EDIT: Since this thread got bigger than expected here is a summary of the project, that I will update from time to time. You can still find the old first post below.
This thread is about using a speech corpus from the EU Parliament. The dataset uses Speeches from 1996 - 2011 and is available in 20 (?) European languages. You can read about the details here: http://www.statmt.org/europarl/
To import the dataset you will have to filter the sentences and then do a review process to assure the quality of the data. Here is an overview of the languages that have already done this and how they have done it:
Language | Merged | Number of sentences | Details |
---|---|---|---|
German | Yes | ± 370 000 | Pull Request German , my collection of shell commands to filter sentences and the spreadsheets for the QA process |
Danish | No | 5136 | Danish pull request and the Scripts for the danish sentences extraction |
Dutch | Yes | ±259 000 | Dutch pull request and the Dutch QA spreadsheet |
Czech | Yes | 98908 | Czech Pull request and the QA spreadsheet |
Polish | Yes | 205,024 | Polish pull request |
If you want to filter a new language you should have a look at the CV Sentence Extractor and see if it already supports your language.

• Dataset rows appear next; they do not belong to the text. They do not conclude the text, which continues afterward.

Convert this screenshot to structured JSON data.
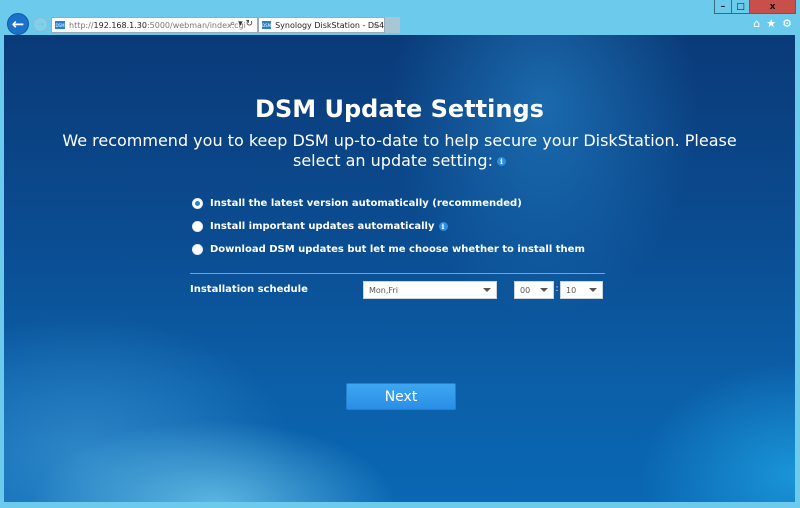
{
  "window": {
    "minimize_glyph": "–",
    "maximize_glyph": "□",
    "close_glyph": "x"
  },
  "browser": {
    "back_glyph": "←",
    "forward_glyph": "→",
    "address": {
      "prefix": "http://",
      "host": "192.168.1.30",
      "rest": ":5000/webman/index.cgi"
    },
    "address_icons": "⌕ ▾ ↻",
    "favicon_text": "DSM",
    "tab_title": "Synology DiskStation - DS4...",
    "tab_close": "×",
    "home_glyph": "⌂",
    "favorites_glyph": "★",
    "settings_glyph": "⚙"
  },
  "page": {
    "title": "DSM Update Settings",
    "description": "We recommend you to keep DSM up-to-date to help secure your DiskStation. Please select an update setting:",
    "info_glyph": "i",
    "options": [
      {
        "label": "Install the latest version automatically (recommended)",
        "checked": true,
        "info": false
      },
      {
        "label": "Install important updates automatically",
        "checked": false,
        "info": true
      },
      {
        "label": "Download DSM updates but let me choose whether to install them",
        "checked": false,
        "info": false
      }
    ],
    "schedule": {
      "label": "Installation schedule",
      "days": "Mon,Fri",
      "hour": "00",
      "separator": ":",
      "minute": "10"
    },
    "next_label": "Next"
  }
}
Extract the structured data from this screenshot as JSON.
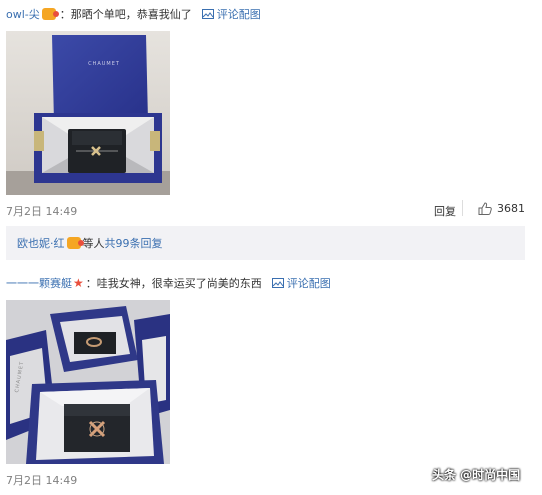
{
  "comment1": {
    "username": "owl-尖",
    "text": "：那晒个单吧，恭喜我仙了",
    "pic_link": "评论配图",
    "time": "7月2日 14:49",
    "reply": "回复",
    "likes": "3681",
    "photo_brand": "CHAUMET"
  },
  "reply_box": {
    "user": "欧也妮·红",
    "text": " 等人 ",
    "count": "共99条回复"
  },
  "comment2": {
    "username": "一一一颗赛艇",
    "text": "：哇我女神，很幸运买了尚美的东西",
    "pic_link": "评论配图",
    "time": "7月2日 14:49",
    "photo_brand": "CHAUMET"
  },
  "watermark": "头条 @时尚中国",
  "colors": {
    "accent": "#eb7350",
    "name_blue": "#3a6fb0"
  }
}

For the QA Process @nukeador send these rules to me:
Manual review
After the automatic process most major issues should be solved, but there are always a few that can’t be fully automated and that’s why we need to ensure the following on the filtered output from the previous process:
- The sentences must be spelled correctly.
- The sentences must be grammatically correct.
- The sentences must be speakable (also avoiding non-native uncommon words)
Then 2-3 native speakers (ideally some linguistics) should review a random sample of sentences. The exact number depends on getting a valid sample size – you can use this tool with a 99% confidence interval and 2% margin of error. So, for 1,000,000 sentences, you would need a sample of 4,000.
Each reviewer should score each sentence on the dimensions above (points 1, 2 and 3), which will give you an indication of how many are passing the manual review.
You can use this spreadsheet template for a 100 sentences evaluation.
If the average error ratio from these people is below 5-7%, you can consider it good to go.
Please report following outputs to the Common Voice team:
- How many valid sentences did you get at the end?
- What is the error ratio?
- Who reviewed the sentences and a link to the review spreadsheet(s)?
Original post:
Hey everyone,
today @FremyCompany imported 60k sentences in the Dutch sentence collector using transcribed sentences from speeches from the EU Parliament. The dataset uses Speeches from 1996 - 2011 and is available in many European languages. You can read about the details here: http://www.statmt.org/europarl/
You can also read some more details about the Dutch dataset and how it was selected on Slack. The most important part is:
I only selected sentences in that dataset which:
- were between 5 and 8 words long
- were not longer than 55 characters
- started with an uppercase and ended with a dot
- did not contain parentheses or semi-colons/double-points
- did not have any capitalized word to the exception of the one starting the sentence
The last restriction is rather strict but it makes the sentences way less topically biased and avoids having to deal with proper names for the most part, which I guess will make the review process smoother.
Given the desired sentence length (about 5s), I would expect there will be little variation in all languages, so you should expect to find between 50k and 100k sentences for all of the 21 languages represented in the set.
The goal seems to be 1M sentences for each language, so this might get you at around 10% of the requirements for any of those languages.
There are however 2M sentences for Dutch, but most of these sentences are way too long. Finding a way to cut them into smaller chunks or training a language model on this dataset and generating new short sentences based on it might help get all the 21 languages across the line.
I experimented with the German sentences and after some filtering I now have a file containing more than a hundred thousand sentences ready to be used. Maybe the number will decline a little when I filter out more unsuitable sentences. But before I put all these sentences into the sentence collector I have some questions:
- Should we really check these sentences with the standard process? At least two people have to read every sentence, this would occupy the sentence collector for quite some time.
- How many sentences can be put into the sentence collector at once? Do I have to cut them into chunks?
- Do you guys in general think that using this data is a good idea in this way?
I believe this could increase the diversity of the sentences in the big languages a lot. Right now they all have the same dry style from Wikipedia, we could add more natural sentences from speeches in many languages with this data. And this is also a great chance to increase the numbers for some of the smaller European languages that don’t have a big Wikipedia.